Entrepreneur Tyler Winklevoss believes that the Federal Reserve has become the main sponsor of Bitcoin (BTC).
In a tweet on August 25, in fact, the co-founder of the Gemini exchange said that Fed policies are fuelling Bitcoin’s fortunes.
Inflation growth is a Bitcoin growth
The reason for this is that, according to Winklevoss, the impact of economic measures to combat the epidemic will lead to an appreciation of Bitcoin and a depreciation of the dollar.
Today, Fed President Jerome Powell will deliver a speech in which analysts expect new inflationary measures to be announced.
Bitcoin, possessing an invariable supply and emission rate, would therefore become even more attractive.
Winklevoss wrote: „The Fed, led by Jerome Powell, continues to be Bitcoin’s main sponsor.

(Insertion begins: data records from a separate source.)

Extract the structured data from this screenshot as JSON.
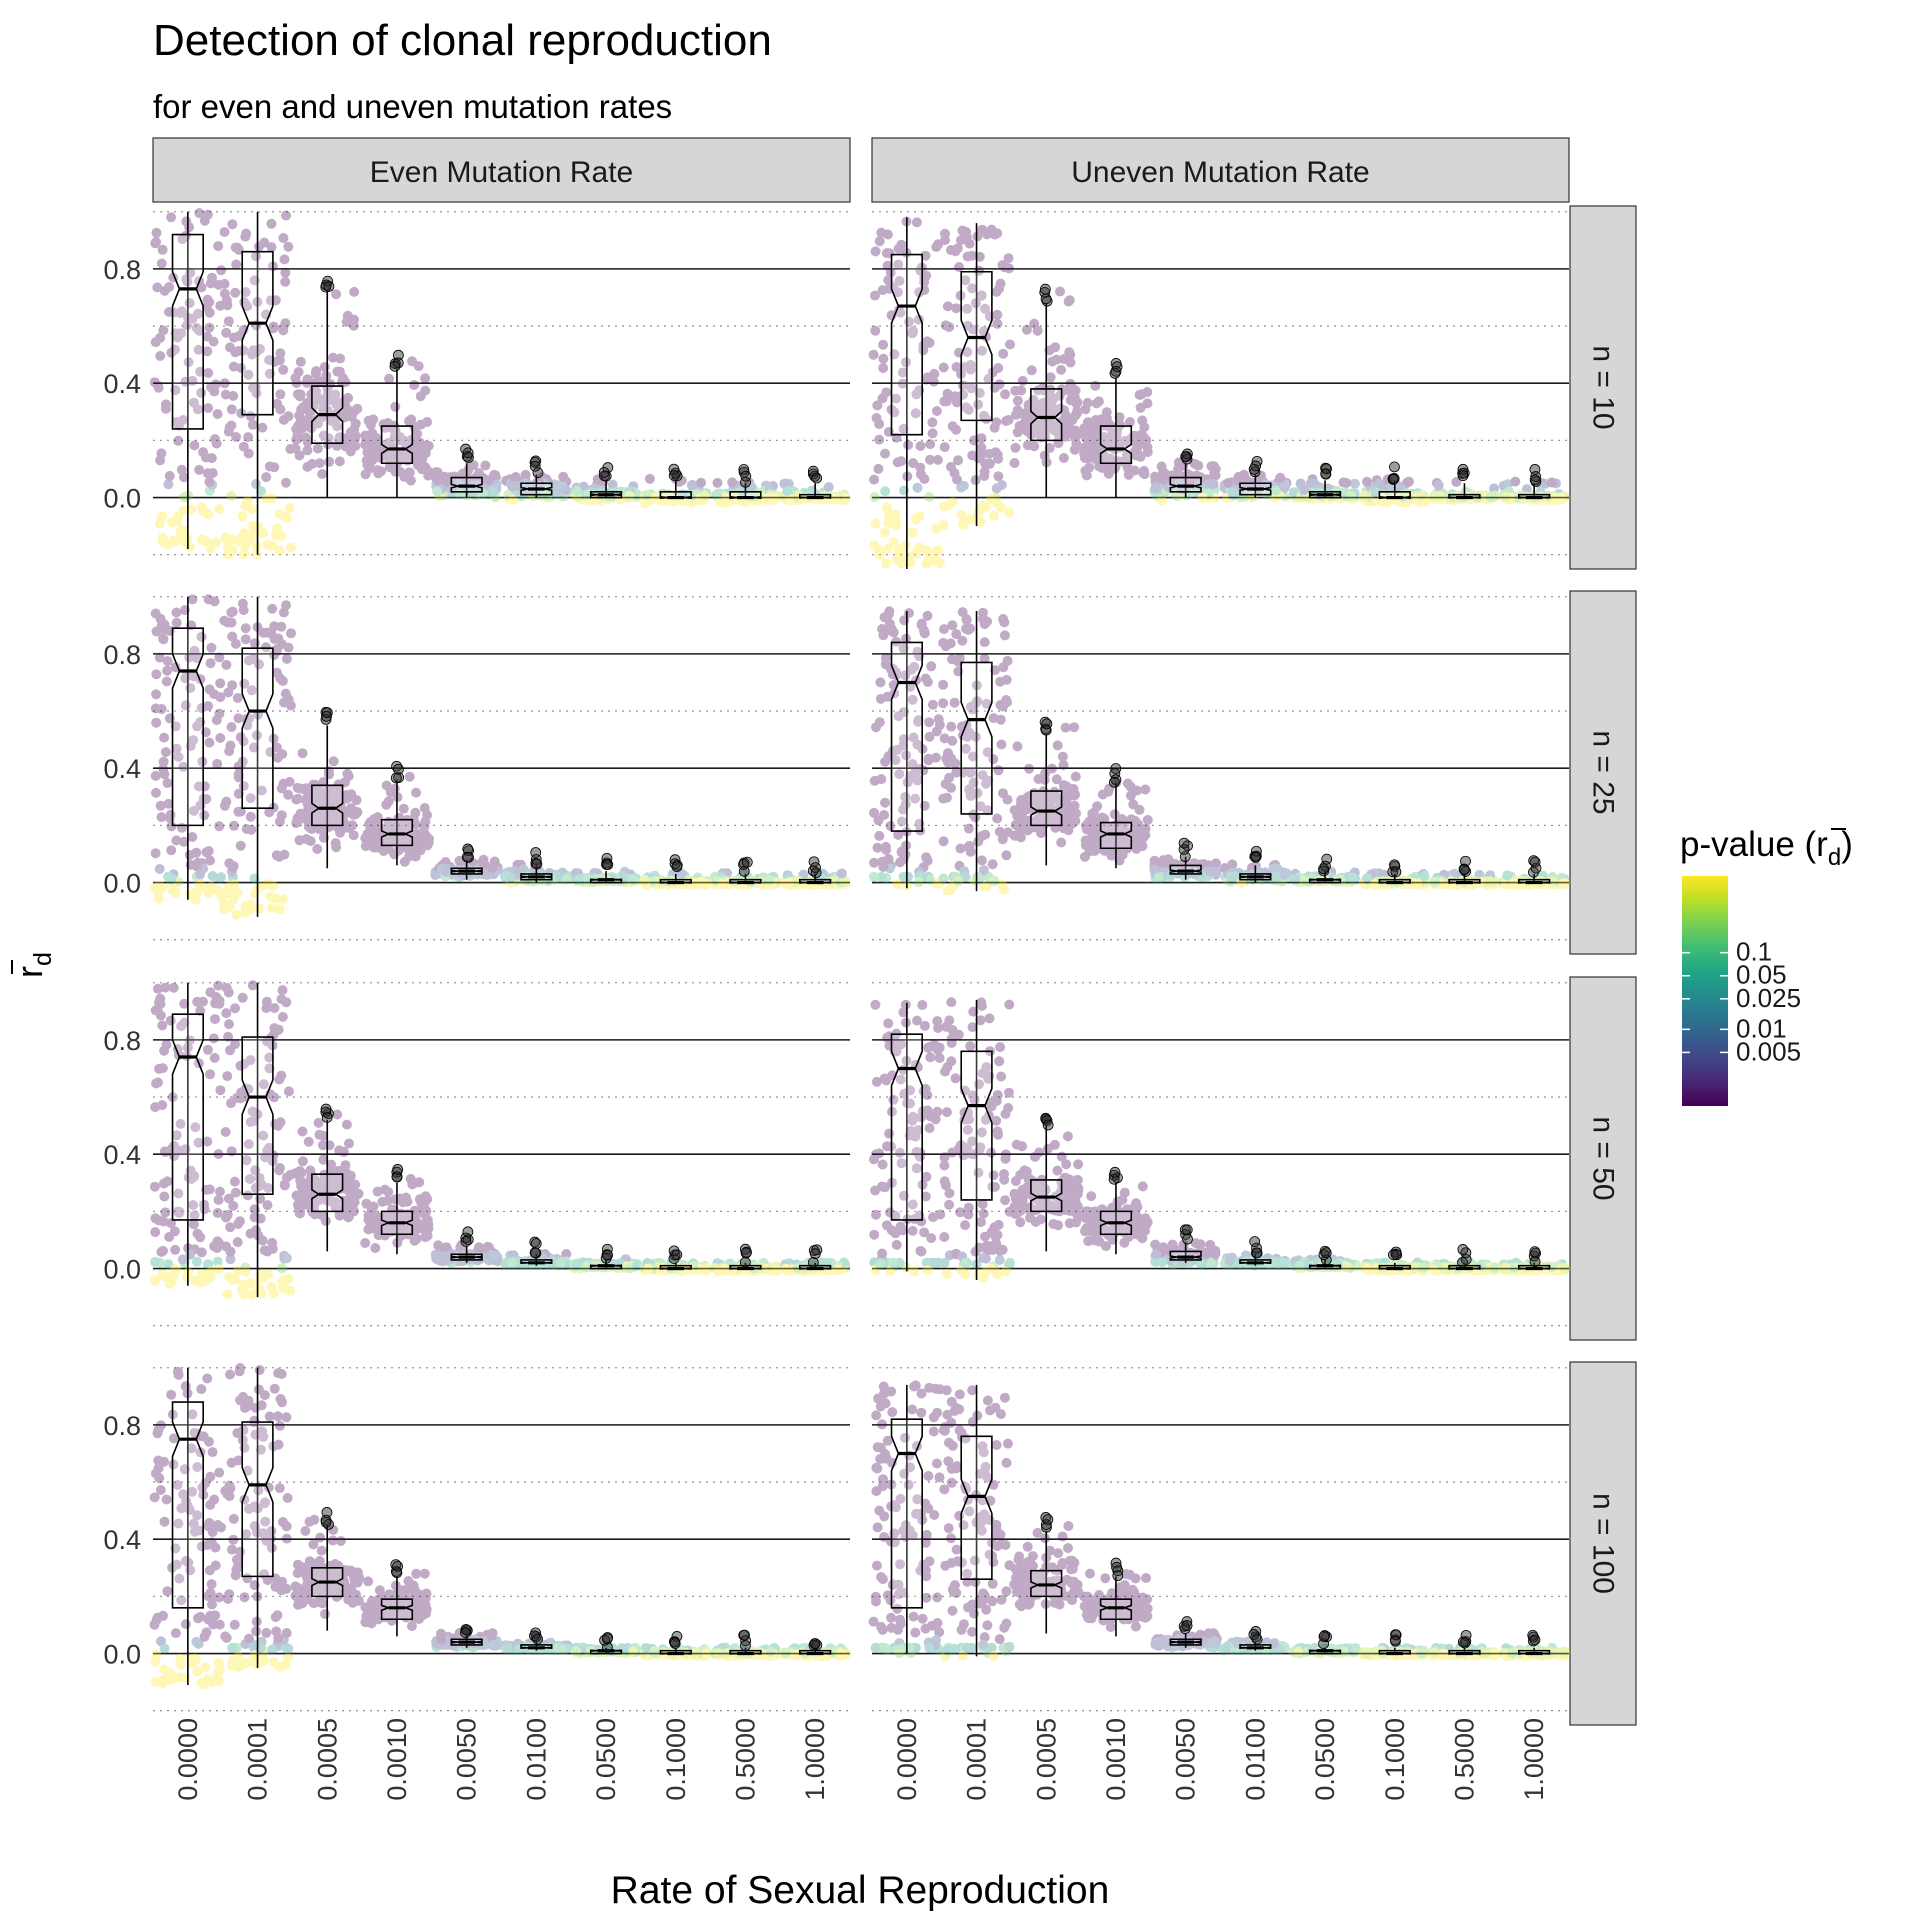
{
  "chart_data": {
    "type": "box",
    "title": "Detection of clonal reproduction",
    "subtitle": "for even and uneven mutation rates",
    "xlabel": "Rate of Sexual Reproduction",
    "ylabel_main": "r",
    "ylabel_sub": "d",
    "legend_title_main": "p-value (r",
    "legend_title_sub": "d",
    "legend_title_end": ")",
    "legend_ticks": [
      "0.1",
      "0.05",
      "0.025",
      "0.01",
      "0.005"
    ],
    "legend_tick_values": [
      0.1,
      0.05,
      0.025,
      0.01,
      0.005
    ],
    "colormap": [
      "#440154",
      "#482475",
      "#414487",
      "#355f8d",
      "#2a788e",
      "#21918c",
      "#22a884",
      "#44bf70",
      "#7ad151",
      "#bddf26",
      "#fde725"
    ],
    "categories": [
      "0.0000",
      "0.0001",
      "0.0005",
      "0.0010",
      "0.0050",
      "0.0100",
      "0.0500",
      "0.1000",
      "0.5000",
      "1.0000"
    ],
    "columns": [
      "Even Mutation Rate",
      "Uneven Mutation Rate"
    ],
    "rows": [
      "n = 10",
      "n = 25",
      "n = 50",
      "n = 100"
    ],
    "y_ticks": [
      "0.0",
      "0.4",
      "0.8"
    ],
    "ylim": [
      -0.25,
      1.02
    ],
    "grid": true,
    "legend_position": "right",
    "panels": [
      {
        "row": 0,
        "col": 0,
        "boxes": [
          [
            -0.18,
            0.24,
            0.73,
            0.92,
            1.0
          ],
          [
            -0.2,
            0.29,
            0.61,
            0.86,
            1.0
          ],
          [
            0.0,
            0.19,
            0.29,
            0.39,
            0.72
          ],
          [
            0.0,
            0.12,
            0.17,
            0.25,
            0.45
          ],
          [
            0.0,
            0.02,
            0.04,
            0.07,
            0.12
          ],
          [
            0.0,
            0.01,
            0.03,
            0.05,
            0.08
          ],
          [
            0.0,
            0.0,
            0.01,
            0.02,
            0.06
          ],
          [
            0.0,
            0.0,
            0.0,
            0.02,
            0.06
          ],
          [
            0.0,
            0.0,
            0.0,
            0.02,
            0.05
          ],
          [
            0.0,
            0.0,
            0.0,
            0.01,
            0.05
          ]
        ]
      },
      {
        "row": 0,
        "col": 1,
        "boxes": [
          [
            -0.25,
            0.22,
            0.67,
            0.85,
            0.98
          ],
          [
            -0.1,
            0.27,
            0.56,
            0.79,
            0.96
          ],
          [
            0.0,
            0.2,
            0.28,
            0.38,
            0.68
          ],
          [
            0.0,
            0.12,
            0.17,
            0.25,
            0.42
          ],
          [
            0.0,
            0.02,
            0.04,
            0.07,
            0.12
          ],
          [
            0.0,
            0.01,
            0.03,
            0.05,
            0.08
          ],
          [
            0.0,
            0.0,
            0.01,
            0.02,
            0.06
          ],
          [
            0.0,
            0.0,
            0.0,
            0.02,
            0.06
          ],
          [
            0.0,
            0.0,
            0.0,
            0.01,
            0.05
          ],
          [
            0.0,
            0.0,
            0.0,
            0.01,
            0.05
          ]
        ]
      },
      {
        "row": 1,
        "col": 0,
        "boxes": [
          [
            -0.06,
            0.2,
            0.74,
            0.89,
            1.0
          ],
          [
            -0.12,
            0.26,
            0.6,
            0.82,
            1.0
          ],
          [
            0.05,
            0.2,
            0.26,
            0.34,
            0.55
          ],
          [
            0.06,
            0.13,
            0.17,
            0.22,
            0.36
          ],
          [
            0.01,
            0.03,
            0.04,
            0.05,
            0.08
          ],
          [
            0.0,
            0.01,
            0.02,
            0.03,
            0.06
          ],
          [
            0.0,
            0.0,
            0.01,
            0.01,
            0.04
          ],
          [
            0.0,
            0.0,
            0.0,
            0.01,
            0.03
          ],
          [
            0.0,
            0.0,
            0.0,
            0.01,
            0.03
          ],
          [
            0.0,
            0.0,
            0.0,
            0.01,
            0.03
          ]
        ]
      },
      {
        "row": 1,
        "col": 1,
        "boxes": [
          [
            -0.02,
            0.18,
            0.7,
            0.84,
            0.95
          ],
          [
            -0.03,
            0.24,
            0.57,
            0.77,
            0.95
          ],
          [
            0.06,
            0.2,
            0.25,
            0.32,
            0.52
          ],
          [
            0.05,
            0.12,
            0.17,
            0.21,
            0.35
          ],
          [
            0.01,
            0.03,
            0.04,
            0.06,
            0.09
          ],
          [
            0.0,
            0.01,
            0.02,
            0.03,
            0.06
          ],
          [
            0.0,
            0.0,
            0.01,
            0.01,
            0.04
          ],
          [
            0.0,
            0.0,
            0.0,
            0.01,
            0.03
          ],
          [
            0.0,
            0.0,
            0.0,
            0.01,
            0.03
          ],
          [
            0.0,
            0.0,
            0.0,
            0.01,
            0.03
          ]
        ]
      },
      {
        "row": 2,
        "col": 0,
        "boxes": [
          [
            -0.06,
            0.17,
            0.74,
            0.89,
            1.0
          ],
          [
            -0.1,
            0.26,
            0.6,
            0.81,
            1.0
          ],
          [
            0.06,
            0.2,
            0.26,
            0.33,
            0.52
          ],
          [
            0.05,
            0.12,
            0.16,
            0.2,
            0.3
          ],
          [
            0.02,
            0.03,
            0.04,
            0.05,
            0.08
          ],
          [
            0.01,
            0.02,
            0.02,
            0.03,
            0.05
          ],
          [
            0.0,
            0.0,
            0.01,
            0.01,
            0.03
          ],
          [
            0.0,
            0.0,
            0.0,
            0.01,
            0.02
          ],
          [
            0.0,
            0.0,
            0.0,
            0.01,
            0.02
          ],
          [
            0.0,
            0.0,
            0.0,
            0.01,
            0.02
          ]
        ]
      },
      {
        "row": 2,
        "col": 1,
        "boxes": [
          [
            -0.01,
            0.17,
            0.7,
            0.82,
            0.93
          ],
          [
            -0.04,
            0.24,
            0.57,
            0.76,
            0.94
          ],
          [
            0.06,
            0.2,
            0.25,
            0.31,
            0.5
          ],
          [
            0.05,
            0.12,
            0.16,
            0.2,
            0.3
          ],
          [
            0.02,
            0.03,
            0.04,
            0.06,
            0.09
          ],
          [
            0.01,
            0.02,
            0.02,
            0.03,
            0.05
          ],
          [
            0.0,
            0.0,
            0.01,
            0.01,
            0.03
          ],
          [
            0.0,
            0.0,
            0.0,
            0.01,
            0.02
          ],
          [
            0.0,
            0.0,
            0.0,
            0.01,
            0.02
          ],
          [
            0.0,
            0.0,
            0.0,
            0.01,
            0.02
          ]
        ]
      },
      {
        "row": 3,
        "col": 0,
        "boxes": [
          [
            -0.11,
            0.16,
            0.75,
            0.88,
            1.0
          ],
          [
            -0.05,
            0.27,
            0.59,
            0.81,
            1.0
          ],
          [
            0.08,
            0.2,
            0.25,
            0.3,
            0.45
          ],
          [
            0.06,
            0.12,
            0.16,
            0.19,
            0.27
          ],
          [
            0.02,
            0.03,
            0.04,
            0.05,
            0.07
          ],
          [
            0.01,
            0.02,
            0.02,
            0.03,
            0.04
          ],
          [
            0.0,
            0.0,
            0.01,
            0.01,
            0.02
          ],
          [
            0.0,
            0.0,
            0.0,
            0.01,
            0.02
          ],
          [
            0.0,
            0.0,
            0.0,
            0.01,
            0.02
          ],
          [
            0.0,
            0.0,
            0.0,
            0.01,
            0.02
          ]
        ]
      },
      {
        "row": 3,
        "col": 1,
        "boxes": [
          [
            0.0,
            0.16,
            0.7,
            0.82,
            0.94
          ],
          [
            -0.01,
            0.26,
            0.55,
            0.76,
            0.94
          ],
          [
            0.07,
            0.2,
            0.24,
            0.29,
            0.43
          ],
          [
            0.06,
            0.12,
            0.16,
            0.19,
            0.27
          ],
          [
            0.02,
            0.03,
            0.04,
            0.05,
            0.07
          ],
          [
            0.01,
            0.02,
            0.02,
            0.03,
            0.04
          ],
          [
            0.0,
            0.0,
            0.01,
            0.01,
            0.02
          ],
          [
            0.0,
            0.0,
            0.0,
            0.01,
            0.02
          ],
          [
            0.0,
            0.0,
            0.0,
            0.01,
            0.02
          ],
          [
            0.0,
            0.0,
            0.0,
            0.01,
            0.02
          ]
        ]
      }
    ]
  }
}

On Thursday, Powell will give a speech about the Fed’s plans to increase inflation.
As reported by Cointelegraph, the wait for the new Fed measures has already had the effect of increasing the price of both BTC and gold: both assets show an appreciation in line with the expansion of the central banks‘ balance sheets.

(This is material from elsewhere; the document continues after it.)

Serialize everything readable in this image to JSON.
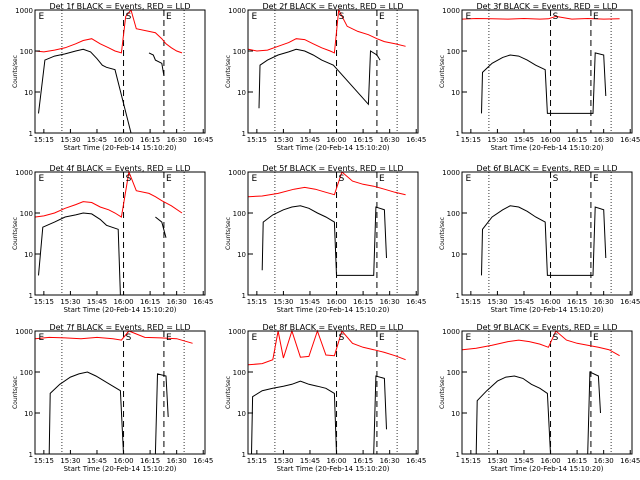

At the beginning of August, Edward Yardeni, president of Yardeni Research, said that an increase in inflation would have an „incredibly bullish“ impact on precious metals.
We still have several years to go at 0% interest rates
In the meantime, Bloomberg has reported that interest rates should remain close to 0% for another five years, but it is not excluded that the measure could be extended beyond this time window.
During the financial crisis in 2008, however, exactly the same thing happened: interest rates remained fixed at just over 0% until the end of 2015.
Former White House chief economist Jason Furman told the well-known financial newspaper: „I wouldn’t be surprised if in five years we are still at 0%:
So far the Fed has not been able to bring interest rates into negative territory, unlike what the European Central Bank has done for several years.
In May, a report claimed that Bitcoin Rush would become an obvious focus for fund managers looking for a way to cushion the impact of these financial policy measures.